Internal Energy as a function of U(S,V,A,Ni)

mcoth420

A general thermo question...
for the function describing internal energy U(S,V,A,N)

U=TS-PV+γA+μN

please explain how the total differential is

dU=TdS-PdV+γdA+μdN (for a one component system)

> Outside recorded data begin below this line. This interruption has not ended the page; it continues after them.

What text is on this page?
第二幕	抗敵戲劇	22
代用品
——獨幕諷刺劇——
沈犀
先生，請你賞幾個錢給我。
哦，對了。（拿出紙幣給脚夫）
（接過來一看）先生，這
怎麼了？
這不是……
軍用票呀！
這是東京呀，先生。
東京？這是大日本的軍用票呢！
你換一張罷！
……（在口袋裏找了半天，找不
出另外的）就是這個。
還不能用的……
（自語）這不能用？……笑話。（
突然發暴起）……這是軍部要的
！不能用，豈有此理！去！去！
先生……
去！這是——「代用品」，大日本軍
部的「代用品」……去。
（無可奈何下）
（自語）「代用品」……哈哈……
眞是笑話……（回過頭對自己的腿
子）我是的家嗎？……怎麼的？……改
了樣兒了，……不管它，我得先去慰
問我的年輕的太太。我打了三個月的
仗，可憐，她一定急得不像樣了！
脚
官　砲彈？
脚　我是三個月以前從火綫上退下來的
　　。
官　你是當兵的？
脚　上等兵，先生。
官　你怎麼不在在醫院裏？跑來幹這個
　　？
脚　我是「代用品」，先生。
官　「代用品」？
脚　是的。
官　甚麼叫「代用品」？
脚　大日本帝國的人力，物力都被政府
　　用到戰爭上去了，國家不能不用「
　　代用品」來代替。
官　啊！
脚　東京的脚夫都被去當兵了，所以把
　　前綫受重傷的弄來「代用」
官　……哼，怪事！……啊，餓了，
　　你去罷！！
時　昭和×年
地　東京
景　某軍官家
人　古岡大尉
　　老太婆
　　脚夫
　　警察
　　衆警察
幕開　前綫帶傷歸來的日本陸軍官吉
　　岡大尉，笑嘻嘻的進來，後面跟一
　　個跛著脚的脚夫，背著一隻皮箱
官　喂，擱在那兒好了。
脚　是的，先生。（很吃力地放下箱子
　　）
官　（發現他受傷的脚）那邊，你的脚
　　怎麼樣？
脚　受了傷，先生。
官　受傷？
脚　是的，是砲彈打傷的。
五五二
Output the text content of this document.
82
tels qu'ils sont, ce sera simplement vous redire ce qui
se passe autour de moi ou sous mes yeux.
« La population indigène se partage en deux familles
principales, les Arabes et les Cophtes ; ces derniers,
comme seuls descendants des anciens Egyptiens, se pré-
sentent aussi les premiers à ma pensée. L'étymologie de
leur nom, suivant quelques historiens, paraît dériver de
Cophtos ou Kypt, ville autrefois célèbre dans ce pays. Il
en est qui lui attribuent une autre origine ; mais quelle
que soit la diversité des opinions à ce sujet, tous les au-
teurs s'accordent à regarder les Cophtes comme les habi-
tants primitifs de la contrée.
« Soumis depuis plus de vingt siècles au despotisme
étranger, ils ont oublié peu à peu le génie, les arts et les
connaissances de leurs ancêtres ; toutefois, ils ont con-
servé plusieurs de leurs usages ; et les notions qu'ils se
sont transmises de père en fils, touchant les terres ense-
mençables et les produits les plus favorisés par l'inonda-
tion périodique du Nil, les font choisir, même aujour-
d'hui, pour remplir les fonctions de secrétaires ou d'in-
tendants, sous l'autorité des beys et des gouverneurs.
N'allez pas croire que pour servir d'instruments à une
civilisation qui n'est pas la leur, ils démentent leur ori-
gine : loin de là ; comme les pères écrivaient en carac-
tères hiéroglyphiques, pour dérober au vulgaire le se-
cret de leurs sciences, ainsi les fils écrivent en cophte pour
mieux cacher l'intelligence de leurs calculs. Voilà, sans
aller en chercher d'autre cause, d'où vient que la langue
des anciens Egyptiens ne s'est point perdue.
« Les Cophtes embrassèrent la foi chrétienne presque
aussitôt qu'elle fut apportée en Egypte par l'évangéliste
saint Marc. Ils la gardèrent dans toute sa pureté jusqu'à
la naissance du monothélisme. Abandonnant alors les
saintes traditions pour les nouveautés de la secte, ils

Basically why is dT=dP=dγ=dμ=0? Is it because they are intensive or potentials?

Thank you,

M

Attached Files

Internal energy question.doc (94.0 KB, 3 views)

Studiot

Does this help?


[tex]\begin{array}{l}
U = U(S,V,.N,A.......) \\
dU = {\left( {\frac{{\partial U}}{{\partial S}}} \right)_{V,N,A...}}dS + {\left( {\frac{{\partial U}}{{\partial V}}} \right)_{S,N,A}}dV......... \\
T = {\left( {\frac{{\partial U}}{{\partial S}}} \right)_{V,N,A...}} \\
P = {\left( {\frac{{\partial U}}{{\partial V}}} \right)_{S,N,A}} \\
{\rm{etc}} \\
\end{array}[/tex]

I will leave you to fill in the bits for moles and area or other quantities.

mcoth420

Thank you for your reply...what is this technique called? I am working with Legendre transforms and this is similar...

Another thing...how can you derive T=partialU/partialS or others without knowledge of the internal energy equation?

Studiot

This is the Gibbs Formulation.

Carington : Basic Thermodynamics P 187ff : Oxford University Press

Also in many Physical Chemistry texts.